BL (Biscottes littéraires): Bonjour Carmen; merci à vous d’avoir agréé cette interview. Bien que votre nom se fasse familier à tous du fait des médias et de votre personnalité, il serait bienvenue une présentation de vous-même à nos chers lecteurs. Qui êtes-vous ?

CT (Carmen TOUDONOU) : Je me définis avant tout comme journaliste radio. C’est là mon métier. En ce moment, je fais une parenthèse pour travailler dans la communication institutionnelle. Et comme je suis passionnée de littérature, je lis souvent et j’écris parfois.
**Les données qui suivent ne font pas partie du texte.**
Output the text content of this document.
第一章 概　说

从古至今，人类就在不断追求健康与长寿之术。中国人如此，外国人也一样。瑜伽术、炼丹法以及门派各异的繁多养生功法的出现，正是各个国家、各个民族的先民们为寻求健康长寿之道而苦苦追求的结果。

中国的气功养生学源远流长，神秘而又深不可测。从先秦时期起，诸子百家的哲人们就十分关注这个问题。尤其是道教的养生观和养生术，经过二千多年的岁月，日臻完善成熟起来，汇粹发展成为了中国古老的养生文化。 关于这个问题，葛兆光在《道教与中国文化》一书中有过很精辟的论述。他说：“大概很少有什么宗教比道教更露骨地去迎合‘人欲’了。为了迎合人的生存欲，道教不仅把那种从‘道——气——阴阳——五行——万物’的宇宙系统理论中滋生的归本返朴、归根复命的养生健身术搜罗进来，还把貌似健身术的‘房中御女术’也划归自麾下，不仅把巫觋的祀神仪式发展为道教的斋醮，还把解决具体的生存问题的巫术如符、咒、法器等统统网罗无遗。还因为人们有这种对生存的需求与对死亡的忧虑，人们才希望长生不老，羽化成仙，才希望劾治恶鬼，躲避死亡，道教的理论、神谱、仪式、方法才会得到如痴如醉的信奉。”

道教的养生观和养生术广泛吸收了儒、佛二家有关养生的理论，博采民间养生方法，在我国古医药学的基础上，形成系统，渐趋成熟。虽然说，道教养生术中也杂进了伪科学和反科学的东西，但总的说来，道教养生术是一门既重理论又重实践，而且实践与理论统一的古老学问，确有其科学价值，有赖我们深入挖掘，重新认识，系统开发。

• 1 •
Je suis enfin promotrice du concours littéraire Miss Littérature avec Habib DAKPOGAN.

BL : Scientifique de base, vous avez eu un BAC C, ensuite vous aviez fait des études d’électricité au collège polytechnique universitaire devenu EPAC, par ailleurs une formation en gestion couronnée par une licence avant de vous lancer dans le journalisme et la communication. Quels sont les motifs qui vous ont conduite dans le monde littéraire ? A-t-il fallu un si long chemin pour découvrir votre passion pour la chose littéraire ? Ou existait- elle en vous depuis fort longtemps ?

CT : J’ai toujours rêvé de devenir journaliste. Disons que je me suis très tôt passionnée pour les livres. Et très vite, j’ai eu envie d’écrire. Je pense que l’amour du journalisme et de l’écriture sont deux choses intimement liées chez moi. D’ailleurs, l’alliage journalisme/écriture et/ou édition est légion dans l’univers littéraire. J’ai commencé précocement à lire, et j’ai débuté l’écriture vers 16-17 ans.

BL : Il est clair que l’insertion de la femme dans l’univers administratif est bien rigide au Bénin. Cependant, vous avez su convaincre pour vous faire nommer la première femme chef service de la communication à l’Assemblée Nationale. Quelles sont vos impressions?

CT : Je reste admirative devant l’audace de mon patron. Dans un contexte aussi machiste qui est celui de notre pays, il faut beaucoup de conviction pour nommer un jeune, et pire, une jeune femme à un poste aussi important. J’ai pris ma nomination comme une injonction à me surpasser. J’y travaille, avec un minimum de réussite, je l’espère.

BL : De «Presqu’une vie» (Votre roman paru en 2014) à « Noire Venus » (recueil de poèmes paru en 2015), on note une certaine recherche de célébration de la femme ou d’élévation de la gent féminine. Doit-on conclure que votre vocation littéraire est celle de défendre la femme et de dénoncer les difficultés, les discriminations dont elle est objet ?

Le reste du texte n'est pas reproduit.